Miso paste, a Japanese staple, adds a deep, savoury, umami flavour to all kinds of dishes. Here, we combined white miso with sweet honey, grated garlic, & a splash of vinegar to create a sticky, out-of-this-world glaze for salmon. The glazed fish is served atop of a bed of roasted carrots & brussels sprouts tossed in sweet chili sauce served on top of fragrant jasmine rice.
12 oz wild salmon
6 oz jasmine rice
4 oz Miso Glaze (miso/honey/rice vinegar)
2 oz sweet chili sauce
4 oz carrots
4 oz brussels sprouts
KITCHEN ITEMS NEEDED:
x2 Sheet pan/baking sheet lined with parchment paper or foil
Medium pot with lid
Cutting board & knife
NUTRITIONAL INFORMATION (per serving)
*Approximate Values Based On My Fitness Pal
Preheat oven to 450°F with racks in the upper & lower thirds
Trim brussels sprouts, then halve (or quarter, if large)

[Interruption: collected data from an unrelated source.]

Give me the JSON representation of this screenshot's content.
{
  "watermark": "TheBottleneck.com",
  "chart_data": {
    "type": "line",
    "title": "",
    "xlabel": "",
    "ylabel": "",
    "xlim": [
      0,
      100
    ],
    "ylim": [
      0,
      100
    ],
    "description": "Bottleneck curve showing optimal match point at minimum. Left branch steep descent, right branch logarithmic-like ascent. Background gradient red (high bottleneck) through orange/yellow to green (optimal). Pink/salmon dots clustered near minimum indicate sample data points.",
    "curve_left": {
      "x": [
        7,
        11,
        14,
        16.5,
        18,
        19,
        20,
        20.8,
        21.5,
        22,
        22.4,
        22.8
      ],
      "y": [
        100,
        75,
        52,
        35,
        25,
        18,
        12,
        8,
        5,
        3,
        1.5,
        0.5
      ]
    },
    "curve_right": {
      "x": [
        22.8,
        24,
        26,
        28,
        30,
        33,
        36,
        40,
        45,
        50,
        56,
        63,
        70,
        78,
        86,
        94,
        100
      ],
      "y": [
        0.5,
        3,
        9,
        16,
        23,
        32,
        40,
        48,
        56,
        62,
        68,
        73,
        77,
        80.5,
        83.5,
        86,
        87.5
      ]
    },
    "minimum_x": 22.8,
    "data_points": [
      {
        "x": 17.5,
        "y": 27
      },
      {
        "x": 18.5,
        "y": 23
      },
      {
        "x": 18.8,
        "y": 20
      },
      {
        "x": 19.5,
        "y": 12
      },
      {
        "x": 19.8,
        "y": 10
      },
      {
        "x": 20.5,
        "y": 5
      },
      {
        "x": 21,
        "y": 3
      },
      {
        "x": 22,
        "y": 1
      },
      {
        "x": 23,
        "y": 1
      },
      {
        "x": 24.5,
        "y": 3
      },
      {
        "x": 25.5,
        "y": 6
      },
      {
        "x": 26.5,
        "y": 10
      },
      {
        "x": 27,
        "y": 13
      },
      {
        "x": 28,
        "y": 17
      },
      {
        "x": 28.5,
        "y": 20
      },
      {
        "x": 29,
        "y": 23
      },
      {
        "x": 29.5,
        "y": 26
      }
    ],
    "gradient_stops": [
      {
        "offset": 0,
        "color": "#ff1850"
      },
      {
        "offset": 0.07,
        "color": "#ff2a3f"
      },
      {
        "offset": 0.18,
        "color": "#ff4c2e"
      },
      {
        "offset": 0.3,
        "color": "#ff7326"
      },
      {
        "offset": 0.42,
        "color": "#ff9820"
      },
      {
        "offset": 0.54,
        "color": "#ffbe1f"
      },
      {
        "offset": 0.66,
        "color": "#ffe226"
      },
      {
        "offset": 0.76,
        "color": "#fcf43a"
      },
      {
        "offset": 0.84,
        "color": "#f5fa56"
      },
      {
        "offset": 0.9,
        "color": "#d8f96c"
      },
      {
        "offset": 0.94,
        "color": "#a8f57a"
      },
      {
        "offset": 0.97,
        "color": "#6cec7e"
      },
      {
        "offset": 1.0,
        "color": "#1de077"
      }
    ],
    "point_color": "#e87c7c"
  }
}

Scrub carrots, then cut on an angle into ¼-inch-thick slices
Thinly slice green onions
Pat salmon dry & season with salt & pepper
Step 1: Prepare Rice
Pour rice into a medium saucepan. Add measured water with a pinch of salt. Bring to boil, once boiling reduce to low heat & simmer for 15-18 mins or until all water is absorbed. Remove the lid, fluff with a fork, cover & set aside.
Step 2: Roast vegetables
On a rimmed baking sheet, toss brussels sprouts & carrots with 3 tablespoons oil & a generous pinch of salt & pepper. Roast on upper oven rack until tender & browned in spots, 15–20 minutes. Remove from oven. Switch oven to broil.
Step 3: Cook salmon
Heat 1 tablespoon oil in a large nonstick skillet over high. Cook salmon, skin side-down, until skin is crisp, 3–4 minutes. Brush tops with ¼ cup total of the miso-honey mixture. Transfer skillet to upper oven rack, & broil until salmon is cooked through & lightly browned, 3–5 minutes (watch closely, as broilers vary).
Step 4: Sauce vegetables
Meanwhile, toss vegetables with Thai chili sauce. Set on lower oven rack to reheat while salmon is broiling.
Step 5: Finish & serve
Carefully toss vegetables with sesame seeds & scallions. Whisk remaining miso sauce with 1 teaspoon water. Drizzle over salmon, & serve with vegetables and rice. Enjoy!